90. Sometimes the best person to ask for advice is the big, strong or ripped person in your gym. And sometimes they don’t actually know **** because they rely on great genetics or drugs or both. You’re going to have to be a thinker and a tester. Your body is your laboratory. Try stuff, evaluate that stuff, adjust the stuff, try stuff again.
91. Building the body you want will take longer than you think it will and it will be harder than you think. The results are worth it.
92. Realize that the moment you decide to better yourself, other people will often try to stop you. This is sometimes disguised as subtle behavior. Don’t worry, after they try to sabotage you, dissuade you, or politely get you to stop getting better, they’ll come to you for advice. Give it to them kindly. People are weird.
93. There are some people in this world who have decided to destroy themselves, often with inactivity and food. When you reach down to help them up, they’ll often try to drag you down with them. Don’t let them.
94. Be your own worst critic. Set high standards. Push yourself. But don’t live in a constant state of self-criticism. You’ll hopefully be 90 years old some day. Take some pride now.
95. With any diet or training plan, ask yourself this question often: “How’s it working for me?” Now, honestly answer that question. This will be harder than you think.
96. Sometimes when you think life is kicking you in the ass, it’s actually just moving you quickly to a better place.
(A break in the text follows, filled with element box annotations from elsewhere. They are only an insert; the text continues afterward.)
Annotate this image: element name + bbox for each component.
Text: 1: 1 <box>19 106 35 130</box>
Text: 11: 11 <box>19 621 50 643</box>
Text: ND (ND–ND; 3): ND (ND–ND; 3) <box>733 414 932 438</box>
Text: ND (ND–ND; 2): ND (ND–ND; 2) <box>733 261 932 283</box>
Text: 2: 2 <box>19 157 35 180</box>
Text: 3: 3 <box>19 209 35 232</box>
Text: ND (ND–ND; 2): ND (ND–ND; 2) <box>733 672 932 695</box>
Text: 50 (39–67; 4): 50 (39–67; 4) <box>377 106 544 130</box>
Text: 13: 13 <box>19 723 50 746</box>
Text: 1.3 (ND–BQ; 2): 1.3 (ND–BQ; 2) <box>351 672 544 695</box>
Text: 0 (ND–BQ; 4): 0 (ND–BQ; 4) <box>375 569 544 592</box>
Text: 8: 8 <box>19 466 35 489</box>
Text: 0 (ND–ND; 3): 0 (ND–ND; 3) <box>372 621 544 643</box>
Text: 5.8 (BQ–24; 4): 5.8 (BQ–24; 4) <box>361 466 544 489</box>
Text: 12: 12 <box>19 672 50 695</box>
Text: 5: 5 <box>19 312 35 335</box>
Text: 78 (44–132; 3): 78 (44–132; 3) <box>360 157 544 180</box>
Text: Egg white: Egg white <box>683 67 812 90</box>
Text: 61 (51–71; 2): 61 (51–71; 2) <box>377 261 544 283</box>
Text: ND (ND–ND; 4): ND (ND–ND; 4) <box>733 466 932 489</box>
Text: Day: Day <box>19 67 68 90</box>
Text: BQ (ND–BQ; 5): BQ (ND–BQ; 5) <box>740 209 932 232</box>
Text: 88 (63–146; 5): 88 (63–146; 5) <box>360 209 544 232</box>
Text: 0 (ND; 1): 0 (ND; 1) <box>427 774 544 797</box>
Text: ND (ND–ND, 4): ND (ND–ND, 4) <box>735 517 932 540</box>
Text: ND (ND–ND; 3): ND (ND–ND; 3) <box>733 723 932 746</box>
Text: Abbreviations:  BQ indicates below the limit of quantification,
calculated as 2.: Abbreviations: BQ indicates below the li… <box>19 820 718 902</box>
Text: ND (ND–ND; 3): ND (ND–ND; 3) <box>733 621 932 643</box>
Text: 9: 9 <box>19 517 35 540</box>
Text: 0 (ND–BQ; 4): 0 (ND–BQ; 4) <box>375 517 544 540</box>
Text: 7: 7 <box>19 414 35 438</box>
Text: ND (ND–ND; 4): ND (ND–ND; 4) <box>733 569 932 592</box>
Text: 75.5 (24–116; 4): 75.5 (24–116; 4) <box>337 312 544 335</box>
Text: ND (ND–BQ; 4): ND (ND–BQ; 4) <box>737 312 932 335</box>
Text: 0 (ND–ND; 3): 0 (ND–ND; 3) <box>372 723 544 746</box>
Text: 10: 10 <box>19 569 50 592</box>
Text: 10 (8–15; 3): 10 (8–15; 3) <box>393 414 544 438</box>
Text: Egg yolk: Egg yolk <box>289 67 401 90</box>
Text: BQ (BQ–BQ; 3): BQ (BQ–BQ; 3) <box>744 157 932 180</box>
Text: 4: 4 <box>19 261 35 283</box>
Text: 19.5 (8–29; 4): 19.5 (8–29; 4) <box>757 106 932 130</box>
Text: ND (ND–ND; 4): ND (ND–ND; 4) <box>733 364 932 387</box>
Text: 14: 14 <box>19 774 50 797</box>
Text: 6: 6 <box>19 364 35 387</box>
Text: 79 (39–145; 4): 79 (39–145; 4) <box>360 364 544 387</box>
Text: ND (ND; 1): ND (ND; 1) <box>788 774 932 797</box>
97. Get professional pictures taken if that appeals to you. Why the hell not? Celebrate the way your body looks if you’re proud of those changes. And screw the prudes who say working out is only about what your body can do. We all know that the appearance of an athletic body is an achievement to be celebrated.
98. Instead of wearing a T-shirt that says how hard you work out, why not just build a body that reflects it? Show, don’t tell.
99. Brush off all stupid compliments and criticisms about your body from people who aren’t into fitness or building muscle. They’ll never get it unless they’re into it.
100. If it’s not too late, marry someone who’s just as into training and healthy eating as you are. Otherwise, you’ll drive each other nuts.